THE DANGER and OPPORTUNITIES of POPULARISM

"Populist leaders, whether they were sincerely motivated by the plight of the commoners or merely exploiting the grievances of the masses to enhance their own power, could use the leverage provided by large-scale discontent to break down, piece by piece, the edifice of tradition that had shaped Roman politics throughout most of the republican era."


This could be compared to the Italian populist Beppe Grillo and the British populist Nigel Farage.



EROSION of the CORE


"A crucial factor increasing the power of the populares, as the revolutionary politicians 

were then designated, was the gradual disappearance of the yeoman farmer, the ideal type 
of the Roman citizen, whose sturdy, agrarian virtues and austere outlook on life had been 
the foundation of Rome’s unprecedented rise."

"The spoils of Rome’s conquests, which flowed chiefly to the aristocratic officers given credit for any victory, enabled those aristocrats to steadily enlarge their latifundia — vast agricultural estates, which were able to produce foodstuffs at a lower cost than their yeoman competitors, as the owners of the latifundia could exploit the forced labor of the multitudes of the defeated enslaved by Roman armies. The small farmers had little choice but to abandon their holdings and see them absorbed into some aristocrat’s estate, and then to seek their sustenance by becoming a faithful political supporter, of one or another of their former officers. Thus, there arose a growing population of dispossessed, disgruntled, and involuntarily idle citizens, readily available to serve as an angry mob or a band of thugs advancing some demagogue’s quest for power."  


SPIRITUALITY and RELIGION

"The final influence sapping the strength of the republic that we will note, one again 
intimately intertwined with the failure of the social compact, and one which also was not 
amenable to treatment by a written constitution, was the gradual fading away of Roman 
paganism’s ability to provide a viable understanding for its adherents of their relationship 
with the cosmos." 

Replace the Roman Republics depreciation of the Pagan 'Mos maiorum' with todays shunning of Christianity.


"Voegelin points out that the pagan religion of Rome, with its civic focus, was the foundation upon which Roman political life rested. However, as the Romans exported their armies and their rule to more and more of the known world, they, willingly or not, imported the ideas of the people they had conquered back to Rome. In particular, the Roman’s encounters with Greek philosophy and the novel religions they met in their eastern provinces, most notably that of the Hebrews, gradually eroded their confidence in the superiority of their indigenous mythology."

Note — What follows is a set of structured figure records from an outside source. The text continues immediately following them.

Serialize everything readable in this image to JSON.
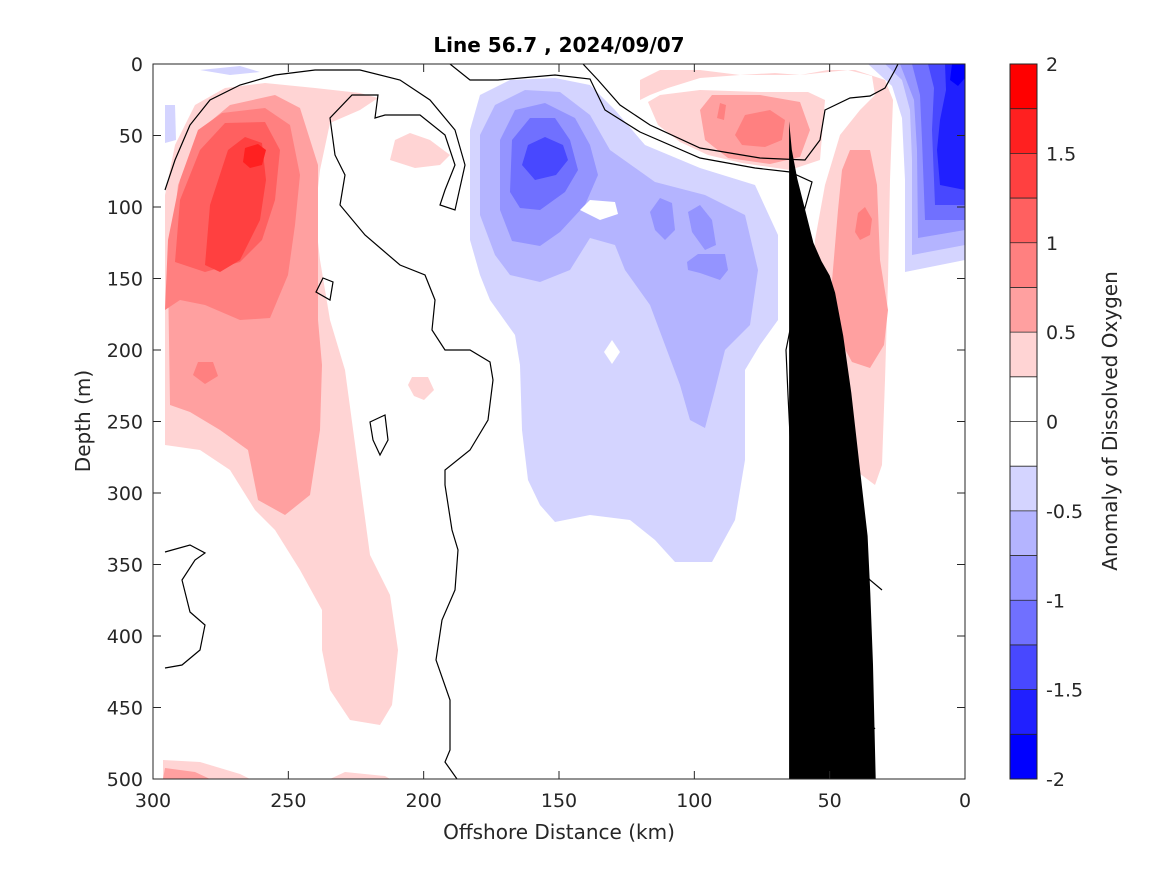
{
  "chart_data": {
    "type": "heatmap",
    "title": "Line 56.7 , 2024/09/07",
    "xlabel": "Offshore Distance (km)",
    "ylabel": "Depth (m)",
    "xlim": [
      300,
      0
    ],
    "ylim": [
      0,
      500
    ],
    "x_reversed": true,
    "y_reversed": true,
    "x_ticks": [
      300,
      250,
      200,
      150,
      100,
      50,
      0
    ],
    "y_ticks": [
      0,
      50,
      100,
      150,
      200,
      250,
      300,
      350,
      400,
      450,
      500
    ],
    "colorbar": {
      "label": "Anomaly of Dissolved Oxygen",
      "range": [
        -2,
        2
      ],
      "ticks": [
        {
          "value": 2,
          "label": "2"
        },
        {
          "value": 1.5,
          "label": "1.5"
        },
        {
          "value": 1,
          "label": "1"
        },
        {
          "value": 0.5,
          "label": "0.5"
        },
        {
          "value": 0,
          "label": "0"
        },
        {
          "value": -0.5,
          "label": "-0.5"
        },
        {
          "value": -1,
          "label": "-1"
        },
        {
          "value": -1.5,
          "label": "-1.5"
        },
        {
          "value": -2,
          "label": "-2"
        }
      ],
      "levels": [
        {
          "from": 1.75,
          "to": 2.0,
          "color": "#ff0000"
        },
        {
          "from": 1.5,
          "to": 1.75,
          "color": "#ff2020"
        },
        {
          "from": 1.25,
          "to": 1.5,
          "color": "#ff4040"
        },
        {
          "from": 1.0,
          "to": 1.25,
          "color": "#ff6060"
        },
        {
          "from": 0.75,
          "to": 1.0,
          "color": "#ff8080"
        },
        {
          "from": 0.5,
          "to": 0.75,
          "color": "#ffa0a0"
        },
        {
          "from": 0.25,
          "to": 0.5,
          "color": "#ffd4d4"
        },
        {
          "from": 0.0,
          "to": 0.25,
          "color": "#ffffff"
        },
        {
          "from": -0.25,
          "to": 0.0,
          "color": "#ffffff"
        },
        {
          "from": -0.5,
          "to": -0.25,
          "color": "#d4d4ff"
        },
        {
          "from": -0.75,
          "to": -0.5,
          "color": "#b4b4ff"
        },
        {
          "from": -1.0,
          "to": -0.75,
          "color": "#9494ff"
        },
        {
          "from": -1.25,
          "to": -1.0,
          "color": "#7070ff"
        },
        {
          "from": -1.5,
          "to": -1.25,
          "color": "#4848ff"
        },
        {
          "from": -1.75,
          "to": -1.5,
          "color": "#2020ff"
        },
        {
          "from": -2.0,
          "to": -1.75,
          "color": "#0000ff"
        }
      ]
    },
    "bathymetry": {
      "color": "#000000",
      "points": [
        [
          33,
          500
        ],
        [
          34,
          420
        ],
        [
          35,
          370
        ],
        [
          36,
          330
        ],
        [
          39,
          280
        ],
        [
          42,
          230
        ],
        [
          45,
          190
        ],
        [
          48,
          160
        ],
        [
          50,
          148
        ],
        [
          53,
          138
        ],
        [
          56,
          125
        ],
        [
          58,
          110
        ],
        [
          60,
          95
        ],
        [
          62,
          80
        ],
        [
          64,
          60
        ],
        [
          65,
          40
        ],
        [
          65,
          500
        ]
      ]
    },
    "features": [
      {
        "kind": "positive_anomaly",
        "approx_center_km": 265,
        "approx_center_depth_m": 70,
        "peak": 1.3
      },
      {
        "kind": "negative_anomaly",
        "approx_center_km": 155,
        "approx_center_depth_m": 60,
        "peak": -1.4
      },
      {
        "kind": "negative_anomaly",
        "approx_center_km": 5,
        "approx_center_depth_m": 50,
        "peak": -1.8
      },
      {
        "kind": "positive_anomaly",
        "approx_center_km": 77,
        "approx_center_depth_m": 50,
        "peak": 0.9
      },
      {
        "kind": "positive_anomaly",
        "approx_center_km": 37,
        "approx_center_depth_m": 110,
        "peak": 0.8
      }
    ]
  }
}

"A perceptive Roman leader such as Augustus Ceasar clearly understood the debilitating effects of this loss of religious conviction on Rome’s civic health, and sought to revive traditional beliefs through measures aimed to turn back ‘widespread scepticism and rationalism’ but such policies proved to offer not cures but temporary palliatives. It was not until the ascendancy of Christianity, several centuries later, that the Roman world finally re-discovered a cosmological basis upon which a coherent civil order could be erected. How could the hypothetical existence of a written constitution have succeeded in animating a political body whose soul was fading from the world?" 

As R.E. Smith would have it, ‘Thus concludes our study of the Republic's failure, a failure of the spirit, not of government."